On November 30 last year, the European Commission (EC) published a proposal for the recast of the Renewable Energy Directive (RED), providing a potential outline of the Union’s renewable energy framework for the timeframe 2021 to 2030. Known as the “RED II proposal”, it has been widely commented on and discussed by a multitude of stakeholders within the energy and biofuels sector. However, it also could have a profound effect on the bio-based materials and biochemicals sector.

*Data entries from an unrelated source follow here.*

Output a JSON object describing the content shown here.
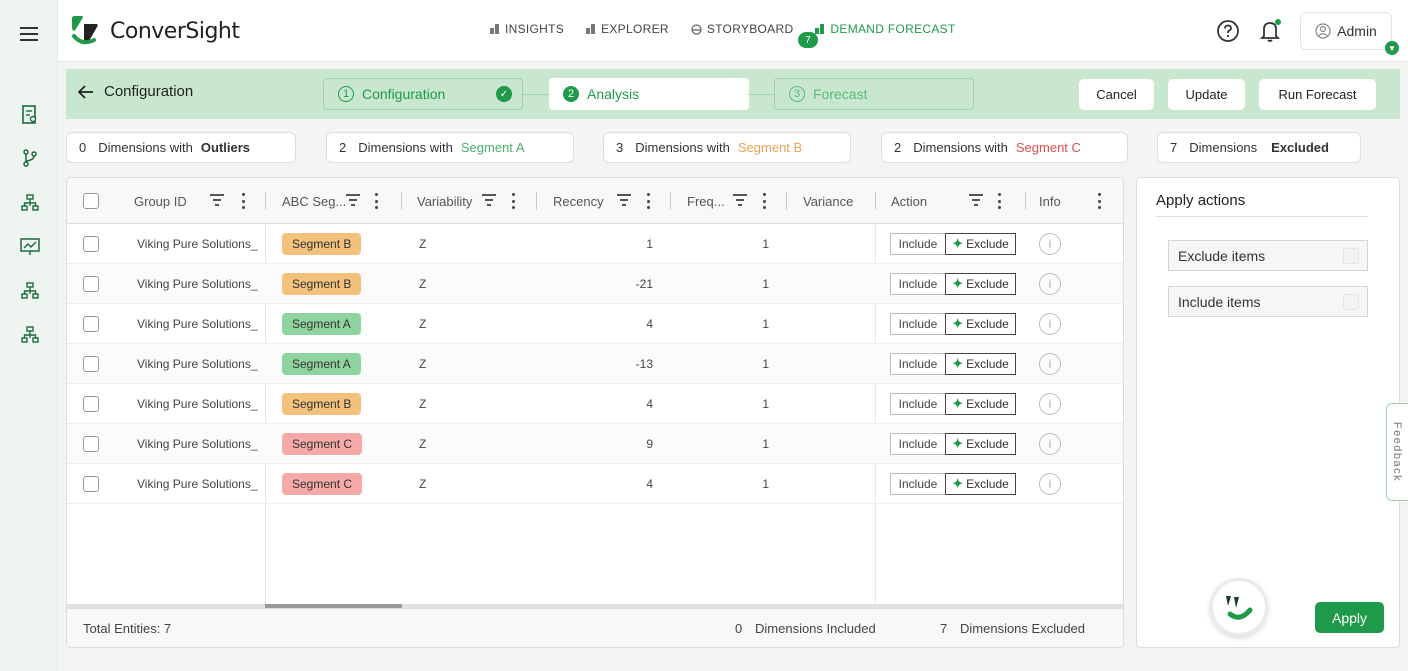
{
  "app": {
    "brand": "ConverSight"
  },
  "nav": {
    "items": [
      {
        "label": "INSIGHTS"
      },
      {
        "label": "EXPLORER"
      },
      {
        "label": "STORYBOARD"
      },
      {
        "label": "DEMAND FORECAST"
      }
    ],
    "storyboard_badge": "7"
  },
  "user": {
    "name": "Admin"
  },
  "steps": {
    "back_label": "Configuration",
    "items": [
      {
        "num": "1",
        "label": "Configuration"
      },
      {
        "num": "2",
        "label": "Analysis"
      },
      {
        "num": "3",
        "label": "Forecast"
      }
    ],
    "cancel": "Cancel",
    "update": "Update",
    "run": "Run Forecast"
  },
  "summary": [
    {
      "count": "0",
      "text": "Dimensions with",
      "category": "Outliers"
    },
    {
      "count": "2",
      "text": "Dimensions with",
      "category": "Segment A"
    },
    {
      "count": "3",
      "text": "Dimensions with",
      "category": "Segment B"
    },
    {
      "count": "2",
      "text": "Dimensions with",
      "category": "Segment C"
    },
    {
      "count": "7",
      "text": "Dimensions",
      "category": "Excluded"
    }
  ],
  "table": {
    "columns": {
      "group_id": "Group ID",
      "abc": "ABC Seg...",
      "variability": "Variability",
      "recency": "Recency",
      "frequency": "Freq...",
      "variance": "Variance",
      "action": "Action",
      "info": "Info"
    },
    "include_label": "Include",
    "exclude_label": "Exclude",
    "rows": [
      {
        "group": "Viking Pure Solutions_",
        "segment": "Segment B",
        "variability": "Z",
        "recency": "1",
        "frequency": "1"
      },
      {
        "group": "Viking Pure Solutions_",
        "segment": "Segment B",
        "variability": "Z",
        "recency": "-21",
        "frequency": "1"
      },
      {
        "group": "Viking Pure Solutions_",
        "segment": "Segment A",
        "variability": "Z",
        "recency": "4",
        "frequency": "1"
      },
      {
        "group": "Viking Pure Solutions_",
        "segment": "Segment A",
        "variability": "Z",
        "recency": "-13",
        "frequency": "1"
      },
      {
        "group": "Viking Pure Solutions_",
        "segment": "Segment B",
        "variability": "Z",
        "recency": "4",
        "frequency": "1"
      },
      {
        "group": "Viking Pure Solutions_",
        "segment": "Segment C",
        "variability": "Z",
        "recency": "9",
        "frequency": "1"
      },
      {
        "group": "Viking Pure Solutions_",
        "segment": "Segment C",
        "variability": "Z",
        "recency": "4",
        "frequency": "1"
      }
    ],
    "footer": {
      "total": "Total Entities: 7",
      "included_count": "0",
      "included_label": "Dimensions Included",
      "excluded_count": "7",
      "excluded_label": "Dimensions Excluded"
    }
  },
  "actions": {
    "title": "Apply actions",
    "exclude_items": "Exclude items",
    "include_items": "Include items",
    "apply": "Apply"
  },
  "feedback": "Feedback",
  "colors": {
    "accent": "#1f9a4a",
    "segment_a": "#8fd49e",
    "segment_b": "#f2c27d",
    "segment_c": "#f5a9a9"
  }
}
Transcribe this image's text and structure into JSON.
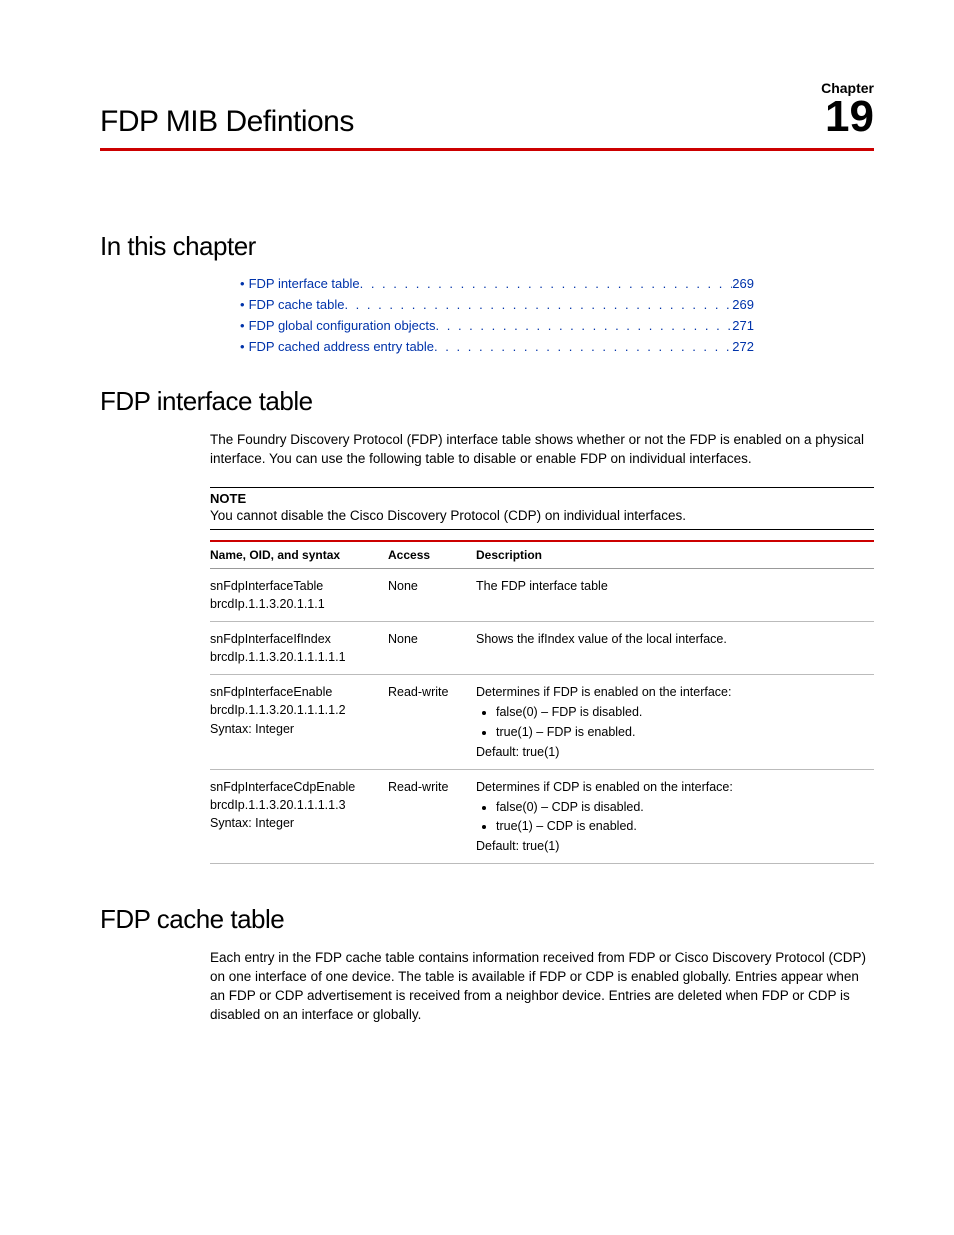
{
  "header": {
    "chapterLabel": "Chapter",
    "title": "FDP MIB Defintions",
    "chapterNumber": "19"
  },
  "toc": {
    "heading": "In this chapter",
    "items": [
      {
        "label": "FDP interface table",
        "page": "269"
      },
      {
        "label": "FDP cache table",
        "page": "269"
      },
      {
        "label": "FDP global configuration objects",
        "page": "271"
      },
      {
        "label": "FDP cached address entry table",
        "page": "272"
      }
    ]
  },
  "section1": {
    "heading": "FDP interface table",
    "intro": "The Foundry Discovery Protocol (FDP) interface table shows whether or not the FDP is enabled on a physical interface. You can use the following table to disable or enable FDP on individual interfaces.",
    "noteLabel": "NOTE",
    "noteText": "You cannot disable the Cisco Discovery Protocol (CDP) on individual interfaces.",
    "table": {
      "headers": {
        "c1": "Name, OID, and syntax",
        "c2": "Access",
        "c3": "Description"
      },
      "rows": [
        {
          "name": "snFdpInterfaceTable",
          "oid": "brcdIp.1.1.3.20.1.1.1",
          "syntax": "",
          "access": "None",
          "descIntro": "The FDP interface table",
          "opt0": "",
          "opt1": "",
          "descDefault": ""
        },
        {
          "name": "snFdpInterfaceIfIndex",
          "oid": "brcdIp.1.1.3.20.1.1.1.1.1",
          "syntax": "",
          "access": "None",
          "descIntro": "Shows the ifIndex value of the local interface.",
          "opt0": "",
          "opt1": "",
          "descDefault": ""
        },
        {
          "name": "snFdpInterfaceEnable",
          "oid": "brcdIp.1.1.3.20.1.1.1.1.2",
          "syntax": "Syntax: Integer",
          "access": "Read-write",
          "descIntro": "Determines if FDP is enabled on the interface:",
          "opt0": "false(0) – FDP is disabled.",
          "opt1": "true(1) – FDP is enabled.",
          "descDefault": "Default: true(1)"
        },
        {
          "name": "snFdpInterfaceCdpEnable",
          "oid": "brcdIp.1.1.3.20.1.1.1.1.3",
          "syntax": "Syntax: Integer",
          "access": "Read-write",
          "descIntro": "Determines if CDP is enabled on the interface:",
          "opt0": "false(0) – CDP is disabled.",
          "opt1": "true(1) – CDP is enabled.",
          "descDefault": "Default: true(1)"
        }
      ]
    }
  },
  "section2": {
    "heading": "FDP cache table",
    "intro": "Each entry in the FDP cache table contains information received from FDP or Cisco Discovery Protocol (CDP) on one interface of one device. The table is available if FDP or CDP is enabled globally. Entries appear when an FDP or CDP advertisement is received from a neighbor device. Entries are deleted when FDP or CDP is disabled on an interface or globally."
  }
}
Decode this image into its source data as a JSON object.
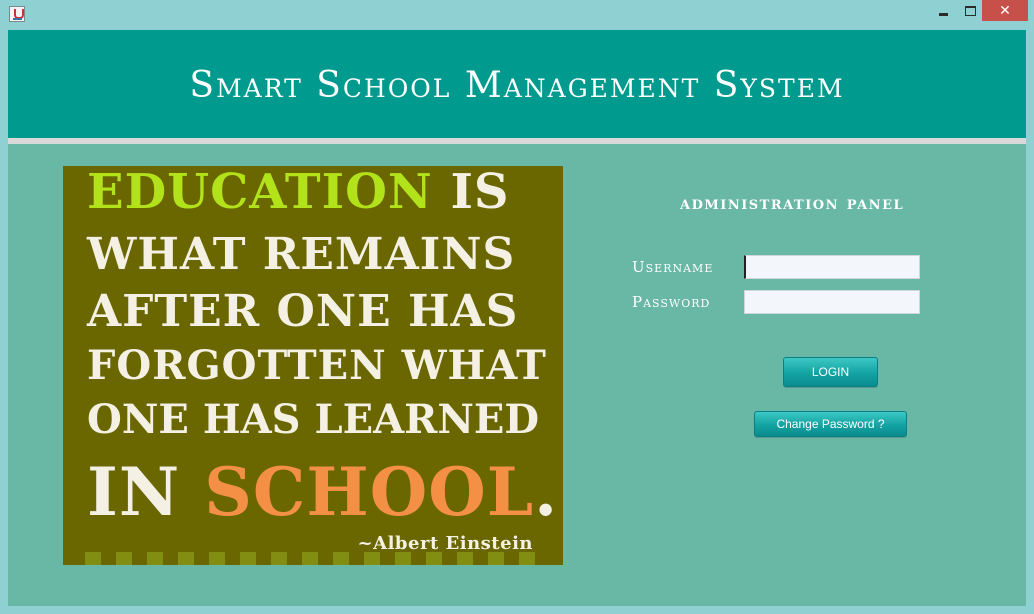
{
  "window": {
    "close_glyph": "✕",
    "icons": {
      "app": "java-cup-icon",
      "minimize": "minimize-icon",
      "maximize": "maximize-icon",
      "close": "close-icon"
    }
  },
  "header": {
    "title": "Smart School Management System"
  },
  "poster": {
    "line1_highlight": "Education",
    "line1_rest": " is",
    "line2": "what remains",
    "line3": "after one has",
    "line4": "forgotten what",
    "line5": "one has learned",
    "line6_start": "in ",
    "line6_highlight": "school",
    "line6_end": ".",
    "author": "~Albert Einstein",
    "colors": {
      "background": "#6a6600",
      "highlight_green": "#b1e21a",
      "highlight_orange": "#f39046"
    }
  },
  "login_panel": {
    "title": "administration panel",
    "username_label": "Username",
    "password_label": "Password",
    "username_value": "",
    "password_value": "",
    "login_button": "LOGIN",
    "change_password_button": "Change Password ?"
  },
  "colors": {
    "header": "#009a8e",
    "panel_bg": "#69b7a5",
    "button": "#13a3a3"
  }
}
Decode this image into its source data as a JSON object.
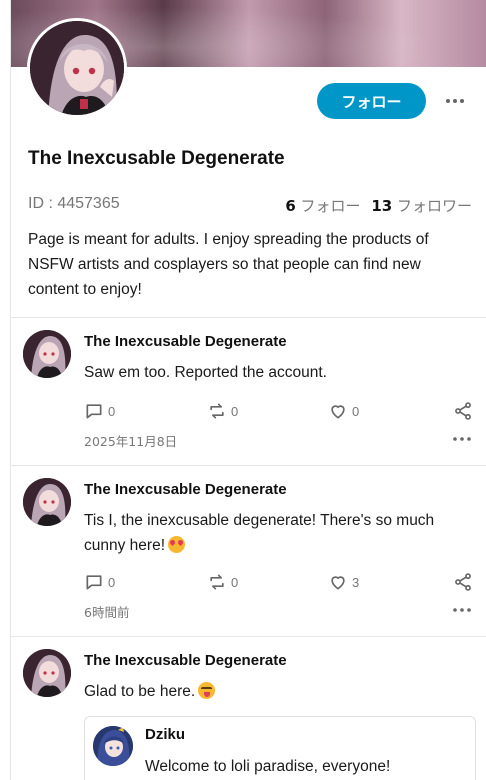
{
  "profile": {
    "name": "The Inexcusable Degenerate",
    "id_text": "ID : 4457365",
    "follow_button": "フォロー",
    "following_count": "6",
    "following_label": "フォロー",
    "followers_count": "13",
    "followers_label": "フォロワー",
    "bio": "Page is meant for adults. I enjoy spreading the products of NSFW artists and cosplayers so that people can find new content to enjoy!"
  },
  "posts": [
    {
      "author": "The Inexcusable Degenerate",
      "text": "Saw em too. Reported the account.",
      "emoji": "",
      "replies": "0",
      "reposts": "0",
      "likes": "0",
      "date": "2025年11月8日"
    },
    {
      "author": "The Inexcusable Degenerate",
      "text": "Tis I, the inexcusable degenerate! There's so much cunny here!",
      "emoji": "smiling-face-with-heart-eyes",
      "replies": "0",
      "reposts": "0",
      "likes": "3",
      "date": "6時間前"
    },
    {
      "author": "The Inexcusable Degenerate",
      "text": "Glad to be here.",
      "emoji": "face-with-tongue",
      "quote": {
        "author": "Dziku",
        "text": "Welcome to loli paradise, everyone!"
      }
    }
  ],
  "colors": {
    "accent": "#0096c7",
    "muted_text": "#777777",
    "divider": "#e6e6e6"
  }
}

Michael Carus, Managing Director of nova-Institute.

Michael Carus, Managing Director of nova-Institute.

The new proposal sets the overall target of a renewable share in the EU’s energy consumption at 27 percent by 2030 and includes the sectors electricity, heating and cooling as well as transport. Several of the new provisions, such as a cap of fuels produced from food or feed crops to a maximum of 3.8 percent; and the ambitious goals for advanced biofuels has been widely commented on and discussed by a multitude of stakeholders not least within the energy and biofuels sectors.

However, nova-Institute, a private independent research, and consultancy focused on the biobased and carbon dioxide (CO₂) based economy, has examined the proposals from a bio-based materials perspective. In a statement, the Institute notes that while the proposal “opens doors” for CO2-based fuels, the “non-level playing field” for the bio-based material sector continues and threatens access to tall oil, animal fats and glycerol by the chemical industry as well as access to pulpwood by the forest industry.

Bio-based impact

– At nova-Institute, we are always concerned with the question of how the revisions in energy policy will impact the bio-based material sector. We have therefore analysed the new Commission RED II proposal with a view on the bio-based materials, said Michael Carus, Managing Director, nova-Institut GmbH in a statement adding that the most important findings have recently been detailed in a paper.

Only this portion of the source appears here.